As condenações foram obtidas no âmbito de duas ações movidas pela AGU após a inelegibilidade dos candidatos ser declarada por decisão transitada em julgado da Justiça Eleitoral. As eleições suplementares que precisaram ser realizadas aconteceram em 2018, no município de Bom Jesus, e em 2020, no município de Parobé, ambos no interior do Rio Grande do Sul.

No caso de Bom Jesus, o ex-prefeito Frederico Arcari Becker teve seu mandato cassado e foi considerado inelegível pela Justiça Eleitoral pela prática de abuso de poder político e de autoridade (art. 22, inciso XIV Lei Complementar nº 64/90), por autorizar a renovação de contrato de servidores temporários e doar cestas básicas durante período eleitoral, tendo, assim, influenciado o resultado do pleito. Ele terá que ressarcir R$ 24,7 mil para a União.

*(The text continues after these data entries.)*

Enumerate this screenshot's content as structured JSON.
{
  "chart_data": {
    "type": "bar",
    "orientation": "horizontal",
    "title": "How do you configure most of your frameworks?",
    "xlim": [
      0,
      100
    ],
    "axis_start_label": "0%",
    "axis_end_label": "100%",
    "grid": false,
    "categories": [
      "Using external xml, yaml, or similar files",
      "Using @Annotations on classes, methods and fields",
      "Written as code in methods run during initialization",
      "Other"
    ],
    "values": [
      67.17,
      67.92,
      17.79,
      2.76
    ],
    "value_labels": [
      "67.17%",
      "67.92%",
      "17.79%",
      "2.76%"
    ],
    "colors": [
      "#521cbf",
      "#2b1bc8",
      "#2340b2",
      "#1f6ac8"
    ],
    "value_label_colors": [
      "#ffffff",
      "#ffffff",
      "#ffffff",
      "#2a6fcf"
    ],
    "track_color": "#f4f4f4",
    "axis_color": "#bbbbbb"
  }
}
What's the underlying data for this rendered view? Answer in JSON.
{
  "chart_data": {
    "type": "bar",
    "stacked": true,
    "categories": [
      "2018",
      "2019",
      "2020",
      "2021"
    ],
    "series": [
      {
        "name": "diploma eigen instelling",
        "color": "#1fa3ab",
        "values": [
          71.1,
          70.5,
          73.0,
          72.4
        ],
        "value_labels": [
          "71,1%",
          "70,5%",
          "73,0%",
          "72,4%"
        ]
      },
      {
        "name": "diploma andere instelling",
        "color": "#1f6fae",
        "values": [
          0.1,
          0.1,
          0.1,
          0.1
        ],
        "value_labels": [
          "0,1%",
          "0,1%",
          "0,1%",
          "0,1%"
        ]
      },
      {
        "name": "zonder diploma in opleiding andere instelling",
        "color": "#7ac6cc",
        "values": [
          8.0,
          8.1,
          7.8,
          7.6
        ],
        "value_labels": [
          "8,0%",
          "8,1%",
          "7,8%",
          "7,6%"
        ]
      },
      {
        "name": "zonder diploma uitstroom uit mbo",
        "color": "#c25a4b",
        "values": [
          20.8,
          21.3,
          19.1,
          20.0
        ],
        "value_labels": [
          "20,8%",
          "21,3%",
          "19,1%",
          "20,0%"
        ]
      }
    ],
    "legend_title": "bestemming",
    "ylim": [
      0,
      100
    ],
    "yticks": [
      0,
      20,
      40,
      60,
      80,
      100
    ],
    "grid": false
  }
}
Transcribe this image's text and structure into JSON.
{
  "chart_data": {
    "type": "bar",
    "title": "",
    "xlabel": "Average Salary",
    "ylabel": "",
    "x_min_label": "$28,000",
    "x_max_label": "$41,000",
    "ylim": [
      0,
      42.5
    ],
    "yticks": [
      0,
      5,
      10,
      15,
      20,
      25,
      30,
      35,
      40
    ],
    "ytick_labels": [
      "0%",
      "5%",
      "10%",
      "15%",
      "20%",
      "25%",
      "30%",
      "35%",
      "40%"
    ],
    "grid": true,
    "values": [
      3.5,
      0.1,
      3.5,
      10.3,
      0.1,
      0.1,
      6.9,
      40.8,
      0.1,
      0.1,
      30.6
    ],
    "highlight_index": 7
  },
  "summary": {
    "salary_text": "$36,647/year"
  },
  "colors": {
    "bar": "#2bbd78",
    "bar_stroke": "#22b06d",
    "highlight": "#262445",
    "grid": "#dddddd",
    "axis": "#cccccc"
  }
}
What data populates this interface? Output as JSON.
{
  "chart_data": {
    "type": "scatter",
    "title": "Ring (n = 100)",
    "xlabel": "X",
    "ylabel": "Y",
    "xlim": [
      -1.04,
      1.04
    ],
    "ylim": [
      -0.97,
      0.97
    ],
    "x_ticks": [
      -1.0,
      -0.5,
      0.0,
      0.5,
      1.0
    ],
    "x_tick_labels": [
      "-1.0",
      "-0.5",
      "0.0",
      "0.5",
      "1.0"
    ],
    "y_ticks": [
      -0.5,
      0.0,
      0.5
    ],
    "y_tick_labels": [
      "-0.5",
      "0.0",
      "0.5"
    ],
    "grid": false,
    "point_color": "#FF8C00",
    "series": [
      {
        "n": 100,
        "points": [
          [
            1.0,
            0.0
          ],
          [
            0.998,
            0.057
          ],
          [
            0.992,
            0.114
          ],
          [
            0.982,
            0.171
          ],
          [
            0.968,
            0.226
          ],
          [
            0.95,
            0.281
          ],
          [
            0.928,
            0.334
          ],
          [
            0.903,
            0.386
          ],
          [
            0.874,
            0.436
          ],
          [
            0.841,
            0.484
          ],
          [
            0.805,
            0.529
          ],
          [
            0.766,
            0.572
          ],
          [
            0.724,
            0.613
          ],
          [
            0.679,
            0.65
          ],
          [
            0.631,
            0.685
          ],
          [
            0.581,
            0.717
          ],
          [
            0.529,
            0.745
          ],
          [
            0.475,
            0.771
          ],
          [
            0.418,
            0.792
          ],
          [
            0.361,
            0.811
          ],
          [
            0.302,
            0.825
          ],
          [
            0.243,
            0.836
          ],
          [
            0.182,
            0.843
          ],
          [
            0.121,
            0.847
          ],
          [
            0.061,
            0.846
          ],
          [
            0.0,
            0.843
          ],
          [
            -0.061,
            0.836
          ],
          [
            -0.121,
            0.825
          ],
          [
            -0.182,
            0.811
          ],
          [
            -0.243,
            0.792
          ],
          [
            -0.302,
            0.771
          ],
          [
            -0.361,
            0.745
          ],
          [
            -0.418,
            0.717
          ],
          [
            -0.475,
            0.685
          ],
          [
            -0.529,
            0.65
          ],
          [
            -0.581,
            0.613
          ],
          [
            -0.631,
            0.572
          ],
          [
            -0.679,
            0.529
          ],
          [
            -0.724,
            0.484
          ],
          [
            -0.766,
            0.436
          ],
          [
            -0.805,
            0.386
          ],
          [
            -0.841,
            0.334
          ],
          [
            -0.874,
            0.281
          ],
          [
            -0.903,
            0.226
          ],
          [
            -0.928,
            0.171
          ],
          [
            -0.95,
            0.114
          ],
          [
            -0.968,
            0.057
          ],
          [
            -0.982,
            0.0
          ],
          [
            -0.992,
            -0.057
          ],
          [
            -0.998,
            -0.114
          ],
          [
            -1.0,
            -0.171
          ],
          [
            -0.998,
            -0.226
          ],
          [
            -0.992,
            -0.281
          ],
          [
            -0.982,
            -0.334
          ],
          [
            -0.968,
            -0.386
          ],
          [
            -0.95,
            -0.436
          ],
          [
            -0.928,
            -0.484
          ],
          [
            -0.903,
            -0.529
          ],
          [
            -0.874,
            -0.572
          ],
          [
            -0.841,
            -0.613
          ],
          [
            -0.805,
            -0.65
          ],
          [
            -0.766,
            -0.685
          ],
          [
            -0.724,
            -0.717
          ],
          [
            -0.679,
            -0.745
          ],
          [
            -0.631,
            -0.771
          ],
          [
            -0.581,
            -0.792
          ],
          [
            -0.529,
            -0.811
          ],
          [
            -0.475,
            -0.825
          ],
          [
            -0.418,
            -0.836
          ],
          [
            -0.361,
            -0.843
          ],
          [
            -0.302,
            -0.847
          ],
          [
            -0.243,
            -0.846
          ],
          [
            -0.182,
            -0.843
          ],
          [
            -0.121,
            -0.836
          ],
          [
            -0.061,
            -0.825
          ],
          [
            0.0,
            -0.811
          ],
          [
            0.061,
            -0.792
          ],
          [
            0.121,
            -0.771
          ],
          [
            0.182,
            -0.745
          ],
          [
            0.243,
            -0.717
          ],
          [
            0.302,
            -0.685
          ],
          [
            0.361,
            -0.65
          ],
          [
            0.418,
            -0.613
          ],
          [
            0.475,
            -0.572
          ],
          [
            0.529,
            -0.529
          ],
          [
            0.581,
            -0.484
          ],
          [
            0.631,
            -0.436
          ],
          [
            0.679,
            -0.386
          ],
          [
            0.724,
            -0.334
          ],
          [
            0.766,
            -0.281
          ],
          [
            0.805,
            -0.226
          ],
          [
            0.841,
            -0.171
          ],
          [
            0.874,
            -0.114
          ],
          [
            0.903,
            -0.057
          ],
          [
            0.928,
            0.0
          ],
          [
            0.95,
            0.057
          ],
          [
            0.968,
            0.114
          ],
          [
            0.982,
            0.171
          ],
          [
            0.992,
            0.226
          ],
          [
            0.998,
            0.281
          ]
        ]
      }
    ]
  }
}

Em Parobé, a declaração de inelegibilidade do candidato Irton Bertoldo  Feller foi em decorrência da rejeição, pelo Tribunal de Contas do Estado do Rio Grande Sul, das contas apresentadas enquanto ele foi gestor público em razão de “sistemática e injustificada locação de carros de luxo e reiterado descumprimento da Lei de Licitações” – conforme assinalou o trecho da decisão. Neste caso, o ressarcimento para a União deverá ser de R$ 95,6 mil.

Nos dois processos, a Procuradoria-Regional da União na 4ª Região, unidade da AGU que atuou nos casos, sustentou que a realização de novos pleitos causou prejuízo ao erário e só foi necessária em razão de atos ilícitos praticados pelos réus, conforme julgado pela Justiça Eleitoral. Os advogados da União ressaltaram nos autos ser “pressuposto e princípio geral do Estado de Direito impor aos que cometem ato ilícito o dever de arcar com as consequências negativas causadas a terceiros e à coletividade, conforme os arts. 186 e 927 do Código Civil Brasileiro, sendo que os requisitos da responsabilidade civil, ato ilícito, prejuízo e nexo causal, estão presentes” em ambos os casos. Por unanimidade, o TRF4 acolheu os argumentos da União e rejeitou a apelação apresentada pelos réus.